Insomnia

1.     Ask nurse to check patient's allergies and/or other meds (for potential interactions). Think also about the patient's underlying medical conditions (i.e. does the patient have renal or hepatic dysfunction that is going to affect the clearance of what's being given?).

2.     Obtain a brief history by asking the nurse or evaluating the patient yourself to see if there is any underlying, potentially treatable problem that is causing the insomnia (e.g. pain).

  • Differential diagnosis: psychological (anxiety, grief), physical (pain, decreased mobility, dyspnea), delirium, infection, metabolic, polyuria (diuretics given at night), incontinence, underlying medical condition, sleep apnea.
  • Medications that can cause insomnia (only a partial list): anticholinergics, beta-agonists, clonidine, steroids, caffeine, nicotine, phenylephrine, dilantin, SSRI?s, theophylline, synthroid.

3.     Generally start with antihistamine, e.g. diphenhydramine (Benadryl) 25-50 mg or hydroxyzine (Atarax or Vistaril) 50-100 mg po qhs prn insomnia. Watch out for anticholinergic side-effects, especially in older patients (e.g. dry mouth, blurry vision, urinary retention, wackiness).

4.     Low dose trazodone is often effective. Sedative doses usually 25-50 mg po qhs prn although some patients may need up to 100-200 mg.  Especially useful in elderly patients.

5.     If above ineffective, benzodiazepines are often used next. Most commonly, medium half-life benzos are used such as temazepam (Restoril) 15-30 mg or lorazepam (Ativan) 0.5-1 mg po qhs prn insomnia.

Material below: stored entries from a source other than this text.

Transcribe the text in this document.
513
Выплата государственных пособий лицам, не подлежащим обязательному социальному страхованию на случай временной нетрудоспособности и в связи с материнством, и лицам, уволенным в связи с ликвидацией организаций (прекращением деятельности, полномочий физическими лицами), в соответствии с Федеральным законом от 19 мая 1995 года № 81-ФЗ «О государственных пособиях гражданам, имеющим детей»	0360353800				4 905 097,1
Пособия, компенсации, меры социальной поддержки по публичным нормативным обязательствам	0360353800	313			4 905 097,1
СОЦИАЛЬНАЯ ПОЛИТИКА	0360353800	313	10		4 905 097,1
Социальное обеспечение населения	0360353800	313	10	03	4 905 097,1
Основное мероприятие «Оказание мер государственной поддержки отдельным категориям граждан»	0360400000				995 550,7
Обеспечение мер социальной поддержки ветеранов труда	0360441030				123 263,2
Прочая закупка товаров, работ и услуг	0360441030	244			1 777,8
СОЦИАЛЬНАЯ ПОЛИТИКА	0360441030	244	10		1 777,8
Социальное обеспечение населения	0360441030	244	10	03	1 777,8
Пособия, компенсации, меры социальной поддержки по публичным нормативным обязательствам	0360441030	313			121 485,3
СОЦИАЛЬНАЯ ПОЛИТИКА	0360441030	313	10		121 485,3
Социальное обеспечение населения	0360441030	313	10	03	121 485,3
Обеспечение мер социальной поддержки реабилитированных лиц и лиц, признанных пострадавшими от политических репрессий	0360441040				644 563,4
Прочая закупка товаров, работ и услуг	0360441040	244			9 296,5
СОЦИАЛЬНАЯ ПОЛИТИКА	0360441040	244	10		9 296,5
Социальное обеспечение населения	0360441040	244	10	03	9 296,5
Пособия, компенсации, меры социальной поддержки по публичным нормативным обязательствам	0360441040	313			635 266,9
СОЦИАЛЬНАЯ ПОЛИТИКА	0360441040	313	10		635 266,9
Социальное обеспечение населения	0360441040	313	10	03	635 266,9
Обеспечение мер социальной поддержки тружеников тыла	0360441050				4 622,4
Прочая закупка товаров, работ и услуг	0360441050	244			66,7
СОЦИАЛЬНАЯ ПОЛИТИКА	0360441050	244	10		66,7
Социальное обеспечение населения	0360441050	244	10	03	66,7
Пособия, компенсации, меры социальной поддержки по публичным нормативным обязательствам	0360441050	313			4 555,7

6.     Medication dosing: normal vs. elderly or cirrhotic patients

  • Trazodone: start at 50 mg, max 300 mg.  If age > 65 or (+) cirrhosis, start at 25 mg, max 100 mg.
  • Ativan: start at 0.5-1.0 mg, max 4 mg.  If age > 65 or (+) cirrhosis, start at 0.25 mg, max 1 mg.
  • Restoril: start at 15 mg, max 30 mg.  If age > 65 or (+) cirrhosis, start at 7.5 mg, max 15 mg.

7.     If above measures do not work, you may want to evaluate patient first before giving more powerful sedatives.  In addition, in any patient in whom you think sedation is potentially dangerous (e.g. end- stage liver disease, severe COPD) evaluate the patient and consider not treating the insomnia.

 

Lenhart SE, Buysse DJ. Treatment of insomnia in hospitalized patients. Ann Pharmacother 2001; 35:1449-57.